WHAT I AM NOT
By OneKind supporter Karen Lean
I am not free as a bird. What is freedom anyway, even at the best of times? Instinct drives us, so you could argue that freedom is merely a concept. In any case this is not the best of times and my instincts are meaningless in the present context. In so many ways I am not a bird, I am the space that is left when a bird is cut out, snip snip with little scissors around the shape. I am what remains, the negative space, the antithesis of bird. It is a black art to take something that you might call pure – a word you are fond of using – and turn it with great consistency into a horror show. Except this particular show is kept behind locked doors: the shameful secret: the mad wife in the attic. You have so many closets full of skeletons and fur coats. But still you insist on hanging pretty pictures on the walls, choosing to believe the convenient lies that keep you safe in your grand nests furnished with my feathers. I dare you to look in the mirror, see what monsters you have become. Or, do you really think the days of dragging clubs around and grunting were the monstrous days!
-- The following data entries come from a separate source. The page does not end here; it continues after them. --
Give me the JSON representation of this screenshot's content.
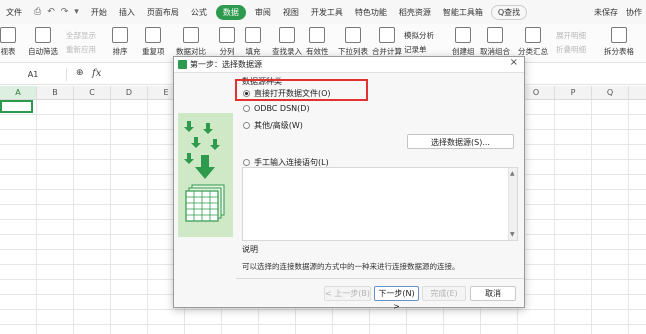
{
  "menubar": {
    "file": "文件",
    "quick_access": [
      "⎙",
      "↶",
      "↷",
      "▾"
    ],
    "tabs": [
      "开始",
      "插入",
      "页面布局",
      "公式",
      "数据",
      "审阅",
      "视图",
      "开发工具",
      "特色功能",
      "稻壳资源",
      "智能工具箱"
    ],
    "active_tab": "数据",
    "search_label": "Q查找",
    "unsaved": "未保存",
    "collab": "协作"
  },
  "ribbon": {
    "pivot": "视表",
    "auto_filter": "自动筛选",
    "show_all": "全部显示",
    "reapply": "重新应用",
    "sort": "排序",
    "duplicates": "重复项",
    "compare": "数据对比",
    "split": "分列",
    "fill": "填充",
    "find_entry": "查找录入",
    "validity": "有效性",
    "dropdown": "下拉列表",
    "consolidate": "合并计算",
    "record": "记录单",
    "simulate": "模拟分析",
    "create_group": "创建组",
    "ungroup": "取消组合",
    "subtotal": "分类汇总",
    "expand_detail": "展开明细",
    "collapse_detail": "折叠明细",
    "split_table": "拆分表格"
  },
  "formulabar": {
    "cell_ref": "A1",
    "zoom_icon": "⊕",
    "fx": "fx"
  },
  "columns": [
    "A",
    "B",
    "C",
    "D",
    "E",
    "F",
    "G",
    "H",
    "I",
    "J",
    "K",
    "L",
    "M",
    "N",
    "O",
    "P",
    "Q"
  ],
  "selected_column": "A",
  "dialog": {
    "title": "第一步：选择数据源",
    "close": "×",
    "group_label": "数据源种类",
    "options": [
      {
        "label": "直接打开数据文件(O)",
        "checked": true
      },
      {
        "label": "ODBC DSN(D)",
        "checked": false
      },
      {
        "label": "其他/高级(W)",
        "checked": false
      },
      {
        "label": "手工输入连接语句(L)",
        "checked": false
      }
    ],
    "select_source_button": "选择数据源(S)...",
    "description_title": "说明",
    "description_text": "可以选择的连接数据源的方式中的一种来进行连接数据源的连接。",
    "buttons": {
      "prev": "< 上一步(B)",
      "next": "下一步(N) >",
      "finish": "完成(E)",
      "cancel": "取消"
    },
    "highlight_color": "#e0322e"
  },
  "colors": {
    "accent": "#2e9a4d",
    "art_bg": "#cfe8c6"
  }
}
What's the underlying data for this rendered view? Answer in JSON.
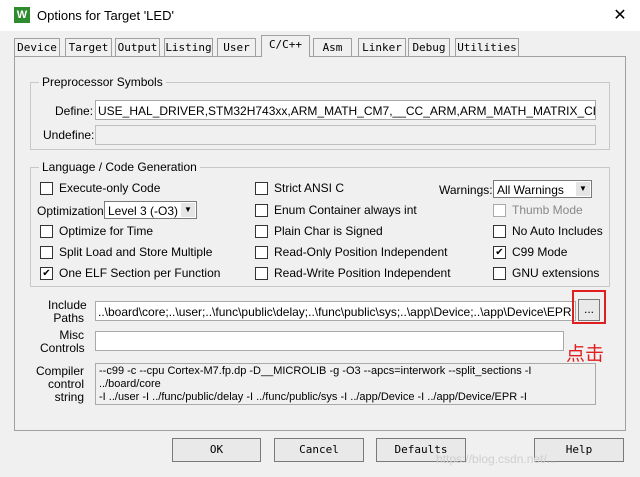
{
  "window": {
    "title": "Options for Target 'LED'",
    "app_icon": "W",
    "close_glyph": "✕"
  },
  "tabs": [
    {
      "label": "Device"
    },
    {
      "label": "Target"
    },
    {
      "label": "Output"
    },
    {
      "label": "Listing"
    },
    {
      "label": "User"
    },
    {
      "label": "C/C++",
      "active": true
    },
    {
      "label": "Asm"
    },
    {
      "label": "Linker"
    },
    {
      "label": "Debug"
    },
    {
      "label": "Utilities"
    }
  ],
  "preprocessor": {
    "group_label": "Preprocessor Symbols",
    "define_label": "Define:",
    "define_value": "USE_HAL_DRIVER,STM32H743xx,ARM_MATH_CM7,__CC_ARM,ARM_MATH_MATRIX_CHECK,ARM_",
    "undefine_label": "Undefine:",
    "undefine_value": ""
  },
  "language": {
    "group_label": "Language / Code Generation",
    "execute_only": {
      "label": "Execute-only Code",
      "checked": false
    },
    "optimization_label": "Optimization:",
    "optimization_value": "Level 3 (-O3)",
    "optimize_time": {
      "label": "Optimize for Time",
      "checked": false
    },
    "split_load": {
      "label": "Split Load and Store Multiple",
      "checked": false
    },
    "one_elf": {
      "label": "One ELF Section per Function",
      "checked": true
    },
    "strict_ansi": {
      "label": "Strict ANSI C",
      "checked": false
    },
    "enum_container": {
      "label": "Enum Container always int",
      "checked": false
    },
    "plain_char": {
      "label": "Plain Char is Signed",
      "checked": false
    },
    "ro_pi": {
      "label": "Read-Only Position Independent",
      "checked": false
    },
    "rw_pi": {
      "label": "Read-Write Position Independent",
      "checked": false
    },
    "warnings_label": "Warnings:",
    "warnings_value": "All Warnings",
    "thumb_mode": {
      "label": "Thumb Mode",
      "checked": false,
      "disabled": true
    },
    "no_auto_includes": {
      "label": "No Auto Includes",
      "checked": false
    },
    "c99_mode": {
      "label": "C99 Mode",
      "checked": true
    },
    "gnu_extensions": {
      "label": "GNU extensions",
      "checked": false
    }
  },
  "paths": {
    "include_label_1": "Include",
    "include_label_2": "Paths",
    "include_value": "..\\board\\core;..\\user;..\\func\\public\\delay;..\\func\\public\\sys;..\\app\\Device;..\\app\\Device\\EPR;..\\app",
    "browse_label": "...",
    "misc_label_1": "Misc",
    "misc_label_2": "Controls",
    "misc_value": "",
    "compiler_label_1": "Compiler",
    "compiler_label_2": "control",
    "compiler_label_3": "string",
    "compiler_line_1": "--c99 -c --cpu Cortex-M7.fp.dp -D__MICROLIB -g -O3 --apcs=interwork --split_sections -I ../board/core",
    "compiler_line_2": "-I ../user -I ../func/public/delay -I ../func/public/sys -I ../app/Device -I ../app/Device/EPR -I"
  },
  "annotation": {
    "text": "点击",
    "color": "#e02020"
  },
  "buttons": {
    "ok": "OK",
    "cancel": "Cancel",
    "defaults": "Defaults",
    "help": "Help"
  },
  "watermark": "https://blog.csdn.net/..."
}
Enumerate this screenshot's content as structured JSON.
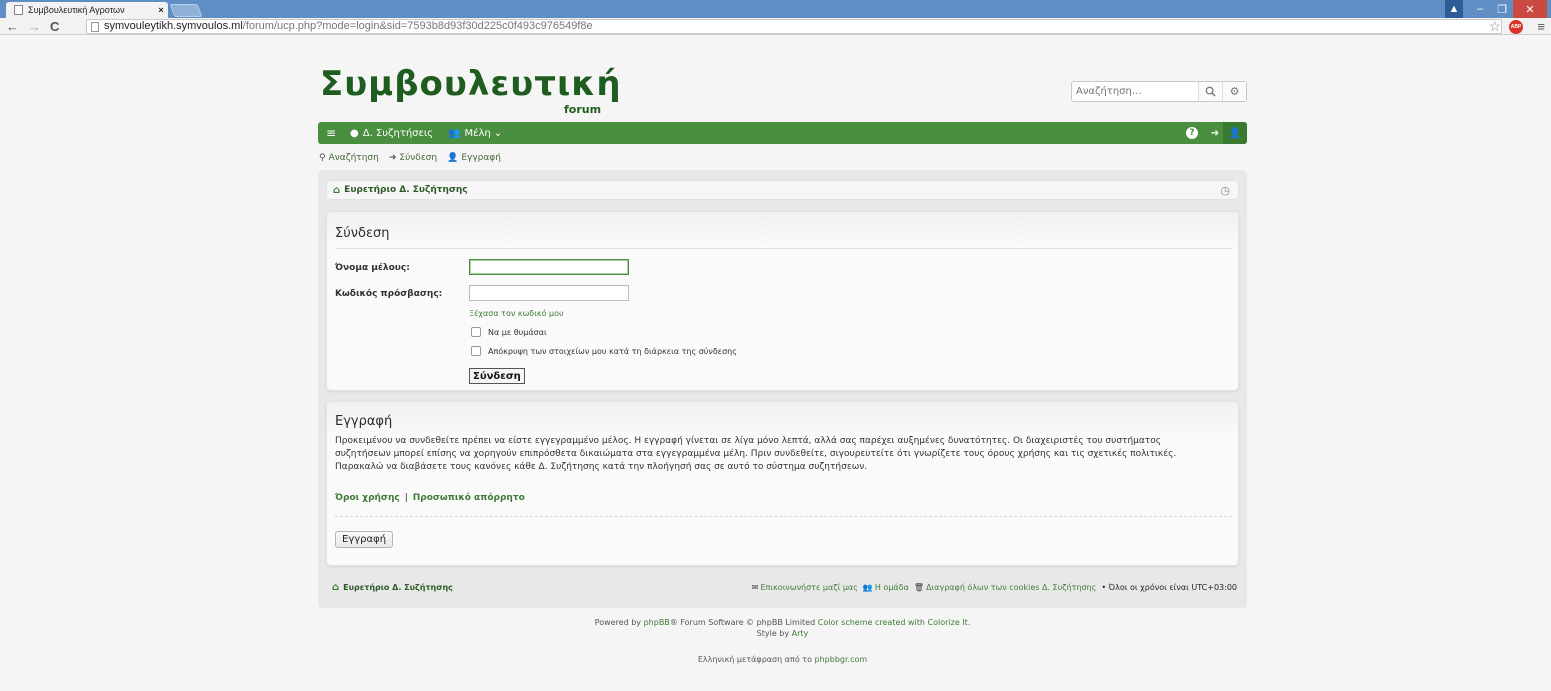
{
  "browser": {
    "tab_title": "Συμβουλευτική Αγροτων",
    "tab_close": "×",
    "url_host": "symvouleytikh.symvoulos.ml",
    "url_path": "/forum/ucp.php?mode=login&sid=7593b8d93f30d225c0f493c976549f8e",
    "abp_label": "ABP",
    "win_min": "–",
    "win_max": "❐",
    "win_close": "✕",
    "back": "←",
    "forward": "→",
    "reload": "C",
    "star": "☆",
    "menu": "≡"
  },
  "site": {
    "title": "Συμβουλευτική",
    "subtitle": "forum"
  },
  "search": {
    "placeholder": "Αναζήτηση…"
  },
  "navbar": {
    "menu_icon": "≡",
    "discussions": "Δ. Συζητήσεις",
    "members": "Μέλη ⌄",
    "help": "?"
  },
  "quicklinks": {
    "search": "Αναζήτηση",
    "login": "Σύνδεση",
    "register": "Εγγραφή"
  },
  "breadcrumb": {
    "label": "Ευρετήριο Δ. Συζήτησης"
  },
  "login": {
    "heading": "Σύνδεση",
    "username_label": "Όνομα μέλους:",
    "username_value": "",
    "password_label": "Κωδικός πρόσβασης:",
    "password_value": "",
    "forgot": "Ξέχασα τον κωδικό μου",
    "remember": "Να με θυμάσαι",
    "hide_online": "Απόκρυψη των στοιχείων μου κατά τη διάρκεια της σύνδεσης",
    "submit": "Σύνδεση"
  },
  "register": {
    "heading": "Εγγραφή",
    "line1": "Προκειμένου να συνδεθείτε πρέπει να είστε εγγεγραμμένο μέλος. Η εγγραφή γίνεται σε λίγα μόνο λεπτά, αλλά σας παρέχει αυξημένες δυνατότητες. Οι διαχειριστές του συστήματος",
    "line2": "συζητήσεων μπορεί επίσης να χορηγούν επιπρόσθετα δικαιώματα στα εγγεγραμμένα μέλη. Πριν συνδεθείτε, σιγουρευτείτε ότι γνωρίζετε τους όρους χρήσης και τις σχετικές πολιτικές.",
    "line3": "Παρακαλώ να διαβάσετε τους κανόνες κάθε Δ. Συζήτησης κατά την πλοήγησή σας σε αυτό το σύστημα συζητήσεων.",
    "terms": "Όροι χρήσης",
    "separator": "|",
    "privacy": "Προσωπικό απόρρητο",
    "button": "Εγγραφή"
  },
  "footer": {
    "home": "Ευρετήριο Δ. Συζήτησης",
    "contact": "Επικοινωνήστε μαζί μας",
    "team": "Η ομάδα",
    "delete_cookies": "Διαγραφή όλων των cookies Δ. Συζήτησης",
    "timezone": "• Όλοι οι χρόνοι είναι UTC+03:00"
  },
  "credits": {
    "powered_prefix": "Powered by",
    "phpbb": "phpBB",
    "powered_mid": "® Forum Software © phpBB Limited",
    "color_scheme": "Color scheme created with Colorize It.",
    "style_by": "Style by",
    "arty": "Arty",
    "translation_prefix": "Ελληνική μετάφραση από το",
    "translation_site": "phpbbgr.com"
  },
  "colors": {
    "brand_green": "#4a8f3f",
    "title_green": "#1f5c1f",
    "link_green": "#3f7c36"
  }
}
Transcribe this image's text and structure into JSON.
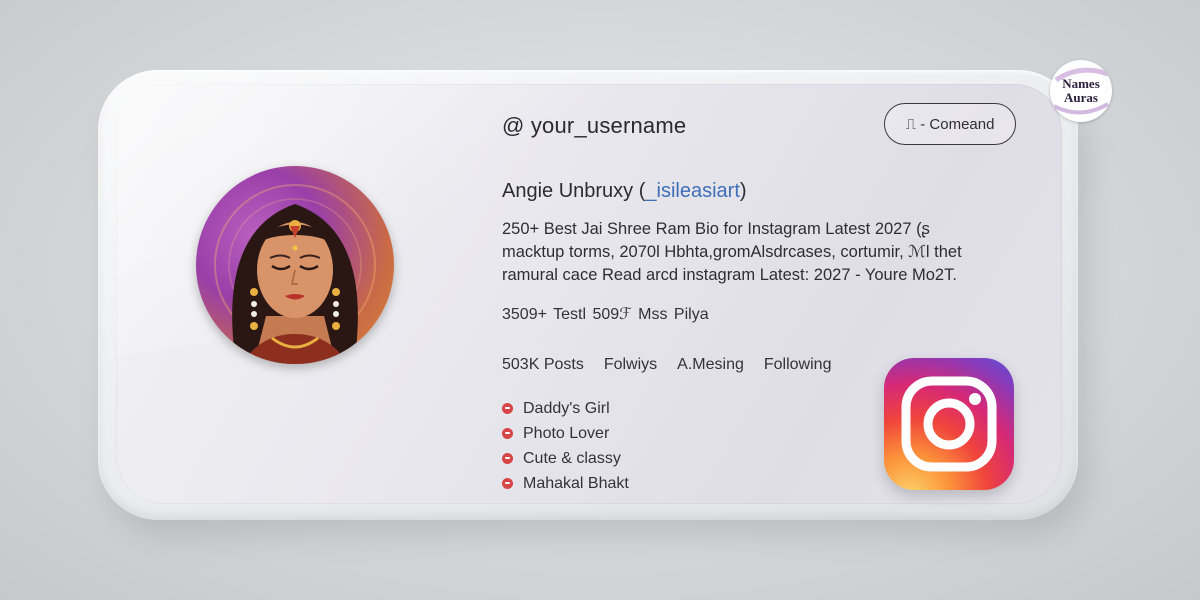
{
  "profile": {
    "username": "@ your_username",
    "command_button_label": "⎍ - Comeand",
    "display_name": "Angie Unbruxy (",
    "display_tag": "_isileasiart",
    "display_close": ")",
    "bio_lines": [
      "250+ Best Jai Shree Ram Bio for Instagram Latest 2027  (ʂ",
      "macktup torms, 2070l Hbhta,gromAlsdrcases, cortumir, ℳl thet",
      "ramural cace Read  arcd instagram Latest: 2027 - Youre Mo2T."
    ],
    "stats_line": "3509+ Testl  509ℱ Mss Pilya",
    "counts": [
      "503K Posts",
      "Folwiys",
      "A.Mesing",
      "Following"
    ],
    "bio_list": [
      "Daddy's Girl",
      "Photo Lover",
      "Cute & classy",
      "Mahakal Bhakt"
    ]
  },
  "badge": {
    "line1": "Names",
    "line2": "Auras"
  },
  "icons": {
    "command": "music-note-icon",
    "bullet": "red-dot-icon",
    "instagram": "instagram-logo-icon"
  },
  "colors": {
    "tag_blue": "#3d6fb8",
    "bullet_red": "#d64545",
    "text_dark": "#2a2a2e"
  }
}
Oh, I used to be free, in a distant time – not free from care you understand, one must always be on the alert. But I think we would agree, the definition of freedom is more tied up with a basic physicality and from that point everything else radiates. One must be unrestrained in attending to bodily duties and movement. It is that simple, but your soaring imagination, your great skull full of ideas and compassion will not entertain this fact. The canaries tried to sing in your ear deep down in the dark: the dolphins don’t really smile when they jump through hoops – they are weeping.
I see a spoilt princeling sitting in his finery, entertained by jesters that did not apply for the position. When the entertainment palls, he mutters ‘Off with their heads!’ and turns to the banquet table, laid out with sunken swans, grinning boar, four and twenty blackbirds – all manner of creatures. He squeezes one more grape in pouting mouth and strokes his bulging gut.
Perhaps you were never talking about me anyway. You really meant the soaring eagle, or the albatross sailing the ocean winds year after year – or even the tiny swift high above the clouds sleeping on the wing. Is there envy in there? Is that why you insisted down the centuries of stripping each bird of its feathers and gluing them to yourself? You are flying too near the sun now. Can’t you smell the wax burning! There is a silence descending that you cannot hear above the din you make: it is a soundless bell that tolls for your ears alone.
I sit burning in my own urine – my legs can’t support this pumped-up body full of failing organs. My comb flops pale pink over lifeless eye. Or perhaps my featherless carcass is just a basket of eggs with pointless beak on the end. You will shake me ‘til I’m empty then toss me away. There is a stench and a din in this airless prison full of lunatics rocking in their straight jackets, waiting for hell to stop. I wish, like you, I could rest my head – I would dream of the jungle, wander the forest floor, unaware I was free because it was all I’d ever known. But this life? This is all I have ever known and it is not life. It is the negative space you have carved out for me with careless knives, day after day, as the coins pile up and dead bodies leak into land fill.
I am not free as a bird. I am not bird.